Все забегали туда-сюда, но без суеты, каждый знал свое дело. Камеру перекатили обратно к вершине холма, где звукооператоры уже устанавливали магнитофон и микрофоны. Слайти, нахмурившись, зубрила свои реплики, а девушка из сценарного отдела читала Оттару его слова. Солнце уже почти касалось поверхности моря, и небо окрасилось ярким пламенем.

– Готово, – сказал Джино.

– Камера! – скомандовал Барни. – И чтобы никто не произнес ни звука, ни единого звука.

– Вон там, – сказал Оттар, протягивая руку вперед, – там, за океаном, наш дом. Ты не скучаешь по нему, Гудрид?

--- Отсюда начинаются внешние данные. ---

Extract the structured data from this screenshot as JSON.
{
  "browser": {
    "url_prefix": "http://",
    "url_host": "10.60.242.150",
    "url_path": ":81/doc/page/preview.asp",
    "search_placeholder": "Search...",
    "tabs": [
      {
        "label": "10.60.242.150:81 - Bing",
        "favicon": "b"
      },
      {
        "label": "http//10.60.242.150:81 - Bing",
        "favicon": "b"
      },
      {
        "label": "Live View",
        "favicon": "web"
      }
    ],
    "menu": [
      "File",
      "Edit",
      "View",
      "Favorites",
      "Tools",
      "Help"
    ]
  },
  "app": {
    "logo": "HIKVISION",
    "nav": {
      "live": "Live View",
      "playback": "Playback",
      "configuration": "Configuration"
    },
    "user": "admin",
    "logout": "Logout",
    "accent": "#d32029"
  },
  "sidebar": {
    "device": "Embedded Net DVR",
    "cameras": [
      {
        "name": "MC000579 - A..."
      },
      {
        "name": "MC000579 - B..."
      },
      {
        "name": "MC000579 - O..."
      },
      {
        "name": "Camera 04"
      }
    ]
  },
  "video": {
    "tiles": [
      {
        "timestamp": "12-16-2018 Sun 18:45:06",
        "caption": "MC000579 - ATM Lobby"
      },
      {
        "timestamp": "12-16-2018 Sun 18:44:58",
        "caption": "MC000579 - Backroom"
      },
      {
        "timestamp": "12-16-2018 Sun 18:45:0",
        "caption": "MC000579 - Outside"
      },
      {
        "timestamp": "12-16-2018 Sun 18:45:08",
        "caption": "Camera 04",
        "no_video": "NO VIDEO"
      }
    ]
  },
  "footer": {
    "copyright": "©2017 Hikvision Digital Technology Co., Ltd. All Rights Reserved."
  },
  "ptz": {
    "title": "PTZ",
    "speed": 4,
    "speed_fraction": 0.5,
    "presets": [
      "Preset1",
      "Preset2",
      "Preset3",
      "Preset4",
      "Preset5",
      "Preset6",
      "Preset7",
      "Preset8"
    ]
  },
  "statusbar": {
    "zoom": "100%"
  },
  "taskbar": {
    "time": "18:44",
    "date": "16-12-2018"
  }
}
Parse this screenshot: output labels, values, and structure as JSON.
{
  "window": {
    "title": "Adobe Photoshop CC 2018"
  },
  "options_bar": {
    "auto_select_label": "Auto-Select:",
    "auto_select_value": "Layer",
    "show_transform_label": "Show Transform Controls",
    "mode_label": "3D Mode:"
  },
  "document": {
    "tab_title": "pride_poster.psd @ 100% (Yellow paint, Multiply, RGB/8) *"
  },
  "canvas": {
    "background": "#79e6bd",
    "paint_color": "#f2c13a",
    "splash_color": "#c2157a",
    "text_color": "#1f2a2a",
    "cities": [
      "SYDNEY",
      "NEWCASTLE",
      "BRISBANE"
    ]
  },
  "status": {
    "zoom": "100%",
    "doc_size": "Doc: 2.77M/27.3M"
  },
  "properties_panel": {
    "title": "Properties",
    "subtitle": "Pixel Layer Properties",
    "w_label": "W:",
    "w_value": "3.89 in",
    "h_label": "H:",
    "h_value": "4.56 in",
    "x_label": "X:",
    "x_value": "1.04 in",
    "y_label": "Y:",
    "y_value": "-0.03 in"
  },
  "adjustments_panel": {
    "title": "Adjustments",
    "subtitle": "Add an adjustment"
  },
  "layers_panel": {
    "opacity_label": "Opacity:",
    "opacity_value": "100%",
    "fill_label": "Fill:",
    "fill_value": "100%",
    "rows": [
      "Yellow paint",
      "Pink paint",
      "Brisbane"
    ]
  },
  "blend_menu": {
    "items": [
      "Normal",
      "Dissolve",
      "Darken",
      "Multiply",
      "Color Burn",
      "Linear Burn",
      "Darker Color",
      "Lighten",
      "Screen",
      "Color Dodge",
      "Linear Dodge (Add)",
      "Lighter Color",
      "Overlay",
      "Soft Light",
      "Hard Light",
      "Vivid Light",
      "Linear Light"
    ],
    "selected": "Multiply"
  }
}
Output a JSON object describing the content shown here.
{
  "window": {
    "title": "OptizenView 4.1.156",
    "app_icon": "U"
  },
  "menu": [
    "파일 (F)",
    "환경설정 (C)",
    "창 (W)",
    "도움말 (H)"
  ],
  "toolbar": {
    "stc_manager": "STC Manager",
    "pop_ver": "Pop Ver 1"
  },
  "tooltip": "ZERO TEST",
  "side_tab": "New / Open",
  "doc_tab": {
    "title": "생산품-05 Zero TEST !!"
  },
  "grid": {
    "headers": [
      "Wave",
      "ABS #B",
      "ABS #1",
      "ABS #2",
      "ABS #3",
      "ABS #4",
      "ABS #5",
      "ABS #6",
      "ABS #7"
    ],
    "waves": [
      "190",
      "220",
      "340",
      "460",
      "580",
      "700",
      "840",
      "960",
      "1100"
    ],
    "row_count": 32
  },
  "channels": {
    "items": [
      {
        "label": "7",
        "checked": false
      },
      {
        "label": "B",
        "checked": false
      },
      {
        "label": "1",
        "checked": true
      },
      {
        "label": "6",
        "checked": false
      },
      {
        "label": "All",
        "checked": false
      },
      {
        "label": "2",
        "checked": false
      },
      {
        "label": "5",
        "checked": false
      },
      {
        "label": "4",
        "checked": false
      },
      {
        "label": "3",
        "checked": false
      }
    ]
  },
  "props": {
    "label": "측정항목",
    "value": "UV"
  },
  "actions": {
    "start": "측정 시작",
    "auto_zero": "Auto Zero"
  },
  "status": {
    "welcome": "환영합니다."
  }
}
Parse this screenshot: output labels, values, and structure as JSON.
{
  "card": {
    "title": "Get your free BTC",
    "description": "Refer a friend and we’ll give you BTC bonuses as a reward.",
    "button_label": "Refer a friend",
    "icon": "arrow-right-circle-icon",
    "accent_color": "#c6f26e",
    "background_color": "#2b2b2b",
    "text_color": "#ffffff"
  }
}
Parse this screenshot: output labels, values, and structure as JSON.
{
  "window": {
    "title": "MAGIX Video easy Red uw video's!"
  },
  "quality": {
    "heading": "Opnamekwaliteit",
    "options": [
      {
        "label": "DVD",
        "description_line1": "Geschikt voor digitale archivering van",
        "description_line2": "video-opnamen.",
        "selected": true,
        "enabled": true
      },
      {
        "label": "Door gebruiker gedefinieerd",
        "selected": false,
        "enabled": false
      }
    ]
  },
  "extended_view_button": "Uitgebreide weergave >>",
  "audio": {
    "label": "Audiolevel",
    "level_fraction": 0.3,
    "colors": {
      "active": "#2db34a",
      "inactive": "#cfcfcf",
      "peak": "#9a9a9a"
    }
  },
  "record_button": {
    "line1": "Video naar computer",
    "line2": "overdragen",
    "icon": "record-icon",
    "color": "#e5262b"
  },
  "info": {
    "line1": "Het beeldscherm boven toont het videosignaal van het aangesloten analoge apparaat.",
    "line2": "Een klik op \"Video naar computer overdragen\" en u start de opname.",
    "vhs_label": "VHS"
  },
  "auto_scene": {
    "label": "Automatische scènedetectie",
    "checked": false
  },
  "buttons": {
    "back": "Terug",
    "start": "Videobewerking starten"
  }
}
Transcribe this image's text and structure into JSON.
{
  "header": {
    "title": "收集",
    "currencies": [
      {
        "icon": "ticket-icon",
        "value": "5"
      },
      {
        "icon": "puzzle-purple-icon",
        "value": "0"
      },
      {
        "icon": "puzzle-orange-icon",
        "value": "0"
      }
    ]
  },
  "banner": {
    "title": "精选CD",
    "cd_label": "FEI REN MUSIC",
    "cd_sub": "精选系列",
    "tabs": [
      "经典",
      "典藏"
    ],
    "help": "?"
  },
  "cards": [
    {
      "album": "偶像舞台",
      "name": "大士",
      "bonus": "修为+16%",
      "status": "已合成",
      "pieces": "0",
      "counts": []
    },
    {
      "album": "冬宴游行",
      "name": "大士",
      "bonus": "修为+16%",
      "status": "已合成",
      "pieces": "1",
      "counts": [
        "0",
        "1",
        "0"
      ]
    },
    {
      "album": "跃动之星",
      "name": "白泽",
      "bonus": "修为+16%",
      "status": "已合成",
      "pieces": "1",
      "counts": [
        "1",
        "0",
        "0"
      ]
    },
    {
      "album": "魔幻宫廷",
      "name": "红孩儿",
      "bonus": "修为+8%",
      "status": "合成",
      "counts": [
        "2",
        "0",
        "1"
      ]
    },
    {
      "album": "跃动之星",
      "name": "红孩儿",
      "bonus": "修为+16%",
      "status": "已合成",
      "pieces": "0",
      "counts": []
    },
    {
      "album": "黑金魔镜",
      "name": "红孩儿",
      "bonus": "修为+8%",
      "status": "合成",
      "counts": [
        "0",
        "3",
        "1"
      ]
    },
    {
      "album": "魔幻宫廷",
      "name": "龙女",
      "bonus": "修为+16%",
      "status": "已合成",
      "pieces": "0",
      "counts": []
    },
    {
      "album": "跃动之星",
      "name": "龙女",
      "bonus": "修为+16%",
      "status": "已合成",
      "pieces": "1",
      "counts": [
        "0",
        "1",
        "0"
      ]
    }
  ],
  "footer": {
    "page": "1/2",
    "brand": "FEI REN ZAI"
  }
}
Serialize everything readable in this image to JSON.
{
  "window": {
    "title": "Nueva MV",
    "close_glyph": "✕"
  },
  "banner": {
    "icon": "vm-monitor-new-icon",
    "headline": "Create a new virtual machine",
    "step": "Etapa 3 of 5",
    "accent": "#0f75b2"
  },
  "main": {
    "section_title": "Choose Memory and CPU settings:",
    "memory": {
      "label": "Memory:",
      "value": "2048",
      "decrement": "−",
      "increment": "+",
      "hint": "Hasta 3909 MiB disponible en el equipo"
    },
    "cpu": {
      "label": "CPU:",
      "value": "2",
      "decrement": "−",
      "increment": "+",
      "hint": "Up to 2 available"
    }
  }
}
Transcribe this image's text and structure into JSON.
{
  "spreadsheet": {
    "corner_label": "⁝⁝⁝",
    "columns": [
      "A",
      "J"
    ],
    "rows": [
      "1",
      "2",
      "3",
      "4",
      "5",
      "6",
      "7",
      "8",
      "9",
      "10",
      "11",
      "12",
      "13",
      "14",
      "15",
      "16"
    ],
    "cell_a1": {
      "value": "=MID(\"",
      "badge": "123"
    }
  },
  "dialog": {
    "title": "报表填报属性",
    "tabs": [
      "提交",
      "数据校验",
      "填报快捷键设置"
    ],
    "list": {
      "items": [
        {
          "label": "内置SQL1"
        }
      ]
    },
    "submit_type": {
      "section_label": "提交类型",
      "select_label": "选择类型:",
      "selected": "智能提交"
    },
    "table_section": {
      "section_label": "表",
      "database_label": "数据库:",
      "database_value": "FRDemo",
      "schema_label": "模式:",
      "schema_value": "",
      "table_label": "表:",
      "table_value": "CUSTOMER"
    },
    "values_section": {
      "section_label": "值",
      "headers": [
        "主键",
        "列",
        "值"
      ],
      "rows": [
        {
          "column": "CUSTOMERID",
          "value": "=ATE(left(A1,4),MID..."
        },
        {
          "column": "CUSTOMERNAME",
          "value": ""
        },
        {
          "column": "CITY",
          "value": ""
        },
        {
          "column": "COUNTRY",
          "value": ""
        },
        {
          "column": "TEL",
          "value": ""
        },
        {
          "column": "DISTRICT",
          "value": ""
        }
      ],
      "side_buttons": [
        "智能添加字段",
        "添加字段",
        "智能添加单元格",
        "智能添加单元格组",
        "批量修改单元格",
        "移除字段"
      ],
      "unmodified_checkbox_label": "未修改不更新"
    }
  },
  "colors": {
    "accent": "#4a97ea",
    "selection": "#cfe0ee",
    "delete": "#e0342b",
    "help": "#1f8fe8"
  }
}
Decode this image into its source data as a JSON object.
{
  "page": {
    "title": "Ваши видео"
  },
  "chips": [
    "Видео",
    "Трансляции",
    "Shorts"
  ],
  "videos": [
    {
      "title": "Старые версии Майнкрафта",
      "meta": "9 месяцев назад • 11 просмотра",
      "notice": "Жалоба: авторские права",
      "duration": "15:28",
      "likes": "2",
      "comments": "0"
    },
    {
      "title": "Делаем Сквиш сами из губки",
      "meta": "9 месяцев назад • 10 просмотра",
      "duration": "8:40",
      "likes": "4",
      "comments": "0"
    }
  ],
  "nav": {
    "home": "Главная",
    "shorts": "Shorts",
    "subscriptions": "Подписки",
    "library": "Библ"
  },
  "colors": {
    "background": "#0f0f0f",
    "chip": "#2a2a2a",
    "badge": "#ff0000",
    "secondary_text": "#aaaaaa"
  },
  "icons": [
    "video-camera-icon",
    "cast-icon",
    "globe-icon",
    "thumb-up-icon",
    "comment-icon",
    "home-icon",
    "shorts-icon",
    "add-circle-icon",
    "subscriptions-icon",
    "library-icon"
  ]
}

– Долго я скучала по нему, но больше не думаю об этом. Мы боролись и умирали за эту землю, и теперь она наша. Винланд… этот новый мир, он стал нашим домом.

– Стоп. Отлично, начинайте печатать. По-моему, на этом мы кончили.

Все восторженно закричали, Слайти поцеловала Барни, а Оттар стиснул его руку своей лапой. Это был волнующий момент, потому что картина была почти закончена, оставалось только проявить, отпечатать и смонтировать заключительные сцены – и фильм будет готов. Вечеринка, намеченная на тот же день, обещала стать настоящим большим праздником.

Так оно и случилось. Даже погода пошла им навстречу и позволила, не включая электронагревателей, поднять одну из брезентовых стен столовой. На столе были индейка и шампанское, четыре сорта десерта и неограниченное количество алкогольных напитков. Все члены съемочной группы, большая часть викингов и несколько норвежских женщин приняли участие в празднике. Да, это была веселая вечеринка.

– Я не хочу уезжать, – рыдала Слайти, роняя слезы в шампанское.

Барни успокаивающе похлопал ее по свободной руке, а Оттар с чувством стиснул ей бедро.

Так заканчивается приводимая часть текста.